4 Tips For Keeping Your Christmas Tree Alive All Holiday Season

Decorating for the holiday season with a live Christmas tree will fill your home with that woody pine smell. However, while it looks luscious and beautiful, covered in ornaments, a real tree needs to be cared for almost every day to stay alive. It will only take a couple of minutes each day, but if you neglect it, the tree can become a fire hazard. But before getting to the maintenance part at home, you need to pick the perfect Christmas tree first. You can either select one that was pre-cut or a freshly chopped-down one.

When deciding which one will look best in your house, stand 5 to 8 feet away from them and look from different angles. Lowe's explains that you want to look for a symmetrical shape, dense branches, good color, and a pleasant fragrance. Another test you can do is to check how dehydrated the tree is because the dryer it is, the quicker it will die. Shake the branches, and if any green needles fall, the tree desperately needs water; it's okay if brown needles fall. But once you take it home, you need to care for it so it lasts. So, here are a few tips on keeping your tree alive throughout the entire holiday season.

1. Trim the trunk

The first thing you should do to give your tree the longest lifespan possible in your home is trim the trunk. With a handsaw or chainsaw, remove ¼ to 1 inch of the wood trunk, Tree Towne Christmas Trees explains, and make sure the cut is flat and not at an angle or v-shape because then it won't be able to sit on the stand correctly.

Trimming the trunk of a Christmas tree allows it to drink more water because it uncovers the pores in the wood. These are pine or fir trees with sap that will leak out of the freshly cut bark and dry. Once it is dry, it creates a seal that will prevent enough water from absorbing into its whole body. The sap can dry within an hour, so it's essential to do this yourself if it wasn't done when you purchased the tree or if you live far from where you bought it.

2. Keep it away from heat

Heat is the worst thing for your Christmas tree. The trick to keeping it alive is ensuring it is hydrated; exposure to heat will suck the moisture out of it. You should not place your tree near a fireplace, candles, radiator, portable heater, or a south-facing window with direct sunlight. Aire Serv Heating & Air Conditioning also advocates against putting it near air vents because of high indoor temperatures during winter. Ideally, the cooler the temperature is, the less dry the air is. Then, your Christmas tree will stay alive longer and drink less water.

Leaving it near high heat is very dangerous and can result in a house fire. Even faulty or frayed Christmas lights can set a dry tree ablaze. Once they catch fire, the whole sapling will go into flames within seconds. The National Fire Protection Association reported that from 2015 to 2019, there were 160 house fires each year that started from a Christmas tree. So, to avoid this, ensure that once it begins losing needles and the branches droop you get rid of it.

3. Water it every day

Making sure your tree has enough water is the best way to keep it alive for the longest amount of time possible. There are multiple species of Christmas trees, which will drink varying amounts of water, but a tip is that the longer the needles are, the more water they will need.

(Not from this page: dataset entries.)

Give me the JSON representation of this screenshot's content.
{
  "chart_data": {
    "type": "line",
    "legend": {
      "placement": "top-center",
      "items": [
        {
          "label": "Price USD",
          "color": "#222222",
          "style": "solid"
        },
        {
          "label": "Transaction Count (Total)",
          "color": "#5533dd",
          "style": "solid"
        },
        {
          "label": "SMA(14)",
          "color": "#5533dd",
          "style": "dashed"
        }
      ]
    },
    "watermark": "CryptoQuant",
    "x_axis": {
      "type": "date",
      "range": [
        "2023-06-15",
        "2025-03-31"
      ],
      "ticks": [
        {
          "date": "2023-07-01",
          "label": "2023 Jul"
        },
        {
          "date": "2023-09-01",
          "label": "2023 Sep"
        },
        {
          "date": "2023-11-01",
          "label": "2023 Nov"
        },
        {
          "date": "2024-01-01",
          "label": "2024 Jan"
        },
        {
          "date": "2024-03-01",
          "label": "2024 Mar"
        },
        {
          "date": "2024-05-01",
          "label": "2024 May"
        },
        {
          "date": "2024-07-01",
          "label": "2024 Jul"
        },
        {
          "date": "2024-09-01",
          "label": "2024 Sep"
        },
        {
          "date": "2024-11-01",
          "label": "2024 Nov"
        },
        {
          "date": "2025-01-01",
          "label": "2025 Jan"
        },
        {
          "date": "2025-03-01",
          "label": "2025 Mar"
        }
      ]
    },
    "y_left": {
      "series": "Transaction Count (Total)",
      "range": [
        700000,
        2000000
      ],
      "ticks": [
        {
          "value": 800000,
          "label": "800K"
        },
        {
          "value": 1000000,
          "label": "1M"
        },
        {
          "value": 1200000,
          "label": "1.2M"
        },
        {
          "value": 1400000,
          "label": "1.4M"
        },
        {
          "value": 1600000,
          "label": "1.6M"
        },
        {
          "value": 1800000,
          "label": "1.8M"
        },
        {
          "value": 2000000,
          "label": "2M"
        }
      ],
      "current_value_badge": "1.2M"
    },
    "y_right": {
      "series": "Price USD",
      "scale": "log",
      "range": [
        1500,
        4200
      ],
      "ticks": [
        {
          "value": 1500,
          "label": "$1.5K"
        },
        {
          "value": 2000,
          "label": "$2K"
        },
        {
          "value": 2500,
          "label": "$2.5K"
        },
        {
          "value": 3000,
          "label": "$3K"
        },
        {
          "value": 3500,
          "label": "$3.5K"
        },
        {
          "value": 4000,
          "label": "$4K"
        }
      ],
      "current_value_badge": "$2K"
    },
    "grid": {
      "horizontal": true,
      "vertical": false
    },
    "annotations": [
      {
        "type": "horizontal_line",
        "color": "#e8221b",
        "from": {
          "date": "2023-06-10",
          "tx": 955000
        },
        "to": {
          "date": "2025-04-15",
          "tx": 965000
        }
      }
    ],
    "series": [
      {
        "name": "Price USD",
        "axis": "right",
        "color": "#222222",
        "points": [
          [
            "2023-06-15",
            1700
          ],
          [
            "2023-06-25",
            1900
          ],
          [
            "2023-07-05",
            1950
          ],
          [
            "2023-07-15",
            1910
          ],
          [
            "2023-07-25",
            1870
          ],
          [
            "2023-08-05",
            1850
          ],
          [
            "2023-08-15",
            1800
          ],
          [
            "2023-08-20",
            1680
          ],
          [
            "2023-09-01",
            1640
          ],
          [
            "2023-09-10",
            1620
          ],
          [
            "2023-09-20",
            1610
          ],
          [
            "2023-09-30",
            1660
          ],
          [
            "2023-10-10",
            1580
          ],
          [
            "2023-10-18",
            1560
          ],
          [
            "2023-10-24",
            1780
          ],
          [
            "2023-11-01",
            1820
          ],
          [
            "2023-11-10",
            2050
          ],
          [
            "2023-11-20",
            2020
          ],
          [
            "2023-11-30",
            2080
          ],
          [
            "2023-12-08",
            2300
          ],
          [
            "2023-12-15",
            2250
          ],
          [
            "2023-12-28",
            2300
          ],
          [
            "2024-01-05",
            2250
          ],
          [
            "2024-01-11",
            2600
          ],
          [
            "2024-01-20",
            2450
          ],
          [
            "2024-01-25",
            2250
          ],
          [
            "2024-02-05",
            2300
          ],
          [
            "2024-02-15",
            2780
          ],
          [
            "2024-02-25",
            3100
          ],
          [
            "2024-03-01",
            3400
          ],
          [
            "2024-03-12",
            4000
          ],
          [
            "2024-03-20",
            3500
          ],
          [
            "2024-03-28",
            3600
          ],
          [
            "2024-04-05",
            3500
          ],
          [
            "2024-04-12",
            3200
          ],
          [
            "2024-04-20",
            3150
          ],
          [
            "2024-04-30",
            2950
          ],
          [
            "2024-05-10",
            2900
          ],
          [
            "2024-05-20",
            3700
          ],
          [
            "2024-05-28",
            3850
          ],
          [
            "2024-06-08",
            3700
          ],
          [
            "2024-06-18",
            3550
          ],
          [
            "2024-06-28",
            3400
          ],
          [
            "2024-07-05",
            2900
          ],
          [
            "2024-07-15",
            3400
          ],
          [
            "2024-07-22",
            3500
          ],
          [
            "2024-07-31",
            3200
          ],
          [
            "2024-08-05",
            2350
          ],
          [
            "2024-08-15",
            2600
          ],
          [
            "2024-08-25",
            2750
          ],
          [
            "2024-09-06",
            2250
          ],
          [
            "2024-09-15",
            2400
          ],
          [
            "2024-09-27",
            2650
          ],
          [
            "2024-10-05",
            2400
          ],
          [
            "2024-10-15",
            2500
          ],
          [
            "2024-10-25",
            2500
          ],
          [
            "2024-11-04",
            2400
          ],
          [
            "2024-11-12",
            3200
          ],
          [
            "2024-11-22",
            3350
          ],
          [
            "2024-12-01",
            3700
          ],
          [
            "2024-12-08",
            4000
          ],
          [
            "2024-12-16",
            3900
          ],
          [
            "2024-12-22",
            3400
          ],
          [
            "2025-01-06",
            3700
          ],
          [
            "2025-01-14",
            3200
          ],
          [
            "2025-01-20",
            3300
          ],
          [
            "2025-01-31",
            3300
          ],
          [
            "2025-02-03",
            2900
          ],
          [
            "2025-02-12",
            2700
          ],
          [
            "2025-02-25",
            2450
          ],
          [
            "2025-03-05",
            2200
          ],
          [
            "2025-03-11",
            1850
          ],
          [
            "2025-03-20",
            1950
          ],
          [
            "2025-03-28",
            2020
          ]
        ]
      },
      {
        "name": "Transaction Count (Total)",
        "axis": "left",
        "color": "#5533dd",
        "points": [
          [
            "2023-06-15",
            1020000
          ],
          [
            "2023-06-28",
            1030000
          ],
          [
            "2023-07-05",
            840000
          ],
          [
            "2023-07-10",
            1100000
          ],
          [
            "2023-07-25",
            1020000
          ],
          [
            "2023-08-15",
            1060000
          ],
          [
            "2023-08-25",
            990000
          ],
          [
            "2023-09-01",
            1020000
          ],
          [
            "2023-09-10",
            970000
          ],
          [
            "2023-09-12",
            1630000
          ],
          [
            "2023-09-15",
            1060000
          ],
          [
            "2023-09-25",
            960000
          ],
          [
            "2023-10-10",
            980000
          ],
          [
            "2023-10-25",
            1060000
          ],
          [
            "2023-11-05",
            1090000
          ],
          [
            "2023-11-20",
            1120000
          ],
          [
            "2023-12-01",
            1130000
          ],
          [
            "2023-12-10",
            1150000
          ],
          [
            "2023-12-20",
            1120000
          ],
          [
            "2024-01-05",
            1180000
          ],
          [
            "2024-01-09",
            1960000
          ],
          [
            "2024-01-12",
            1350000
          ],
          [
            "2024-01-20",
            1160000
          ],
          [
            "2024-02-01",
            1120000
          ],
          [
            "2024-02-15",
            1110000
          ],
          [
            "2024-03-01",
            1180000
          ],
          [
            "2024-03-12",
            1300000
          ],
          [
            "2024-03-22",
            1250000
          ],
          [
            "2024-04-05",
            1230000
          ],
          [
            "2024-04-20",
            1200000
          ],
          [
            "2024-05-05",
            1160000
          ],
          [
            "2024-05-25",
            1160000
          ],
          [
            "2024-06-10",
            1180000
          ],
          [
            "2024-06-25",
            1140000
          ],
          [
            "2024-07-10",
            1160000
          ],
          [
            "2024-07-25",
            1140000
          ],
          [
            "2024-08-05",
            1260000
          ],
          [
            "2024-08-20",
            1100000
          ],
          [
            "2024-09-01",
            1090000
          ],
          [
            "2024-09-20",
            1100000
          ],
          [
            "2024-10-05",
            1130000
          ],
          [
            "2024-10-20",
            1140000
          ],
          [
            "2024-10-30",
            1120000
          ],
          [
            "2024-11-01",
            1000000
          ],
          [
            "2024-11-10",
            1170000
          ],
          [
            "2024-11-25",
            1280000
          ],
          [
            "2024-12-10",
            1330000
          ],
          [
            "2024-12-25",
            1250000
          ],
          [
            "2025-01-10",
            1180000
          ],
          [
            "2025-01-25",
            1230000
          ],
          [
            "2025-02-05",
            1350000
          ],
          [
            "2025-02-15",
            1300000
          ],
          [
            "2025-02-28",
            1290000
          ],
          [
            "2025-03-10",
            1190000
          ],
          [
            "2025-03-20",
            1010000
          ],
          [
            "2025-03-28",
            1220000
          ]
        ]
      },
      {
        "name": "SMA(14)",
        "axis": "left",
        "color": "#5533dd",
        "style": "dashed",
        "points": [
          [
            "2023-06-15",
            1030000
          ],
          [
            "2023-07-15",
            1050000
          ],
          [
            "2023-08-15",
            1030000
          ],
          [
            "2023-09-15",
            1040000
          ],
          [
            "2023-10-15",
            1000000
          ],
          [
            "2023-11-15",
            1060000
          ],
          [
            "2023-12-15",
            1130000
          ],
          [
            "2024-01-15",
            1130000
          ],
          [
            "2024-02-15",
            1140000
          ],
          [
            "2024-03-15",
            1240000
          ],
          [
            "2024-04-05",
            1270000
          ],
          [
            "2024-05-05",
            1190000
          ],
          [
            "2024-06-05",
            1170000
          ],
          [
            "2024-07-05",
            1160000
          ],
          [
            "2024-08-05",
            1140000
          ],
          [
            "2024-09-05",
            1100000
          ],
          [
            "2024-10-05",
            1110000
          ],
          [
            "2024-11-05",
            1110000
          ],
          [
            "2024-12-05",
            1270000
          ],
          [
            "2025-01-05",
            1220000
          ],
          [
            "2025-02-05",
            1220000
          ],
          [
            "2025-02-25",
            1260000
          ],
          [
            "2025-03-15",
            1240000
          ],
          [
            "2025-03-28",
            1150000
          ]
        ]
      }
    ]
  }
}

To know if your tree is getting enough moisture, you should check the stand at least once a day, but it's preferable to do so in the morning and evening, according to East River Nursery.

When you look at the tree stand, the trunk should have about 2 inches of water covering it. (Ensure that your tree stand is level, so nothing leaks out). It should also be able to hold at least 1 gallon of water, so you won't have to add more multiple times a day. Providing your Christmas tree with the proper amount of water will keep it alive and lower the chances of it catching on fire.

4. Use Christmas tree preservatives

Adding Christmas tree preservatives to the water is a controversial topic, but many people use these products to keep their décor alive until January. There are commercial products and everyday household items that are said to keep your tree alive and fire-resistant, ranging from Miracle-Gro to sugar and vodka. ThoughtCo. explains that some scientists agree with the product claims, so as long as you properly water your tree, using these things won't be a problem and can give you peace of mind against house fires. For instance, the Plantabbs Products' Prolong Tree Preservative is said to increase water absorption so the needles won't fall, while Miracle-Gro For Christmas Trees claims to contain nutrients that will feed your tree.

On the other side, some scientists say putting preservatives in your tree's water will actually do the opposite. Dr. Kathy Crowley, an assistant professor of plant biology at Unity College in Maine, explained to Verify that putting too much of these additives can cause your tree to absorb less water. So instead, she recommends just using plain water.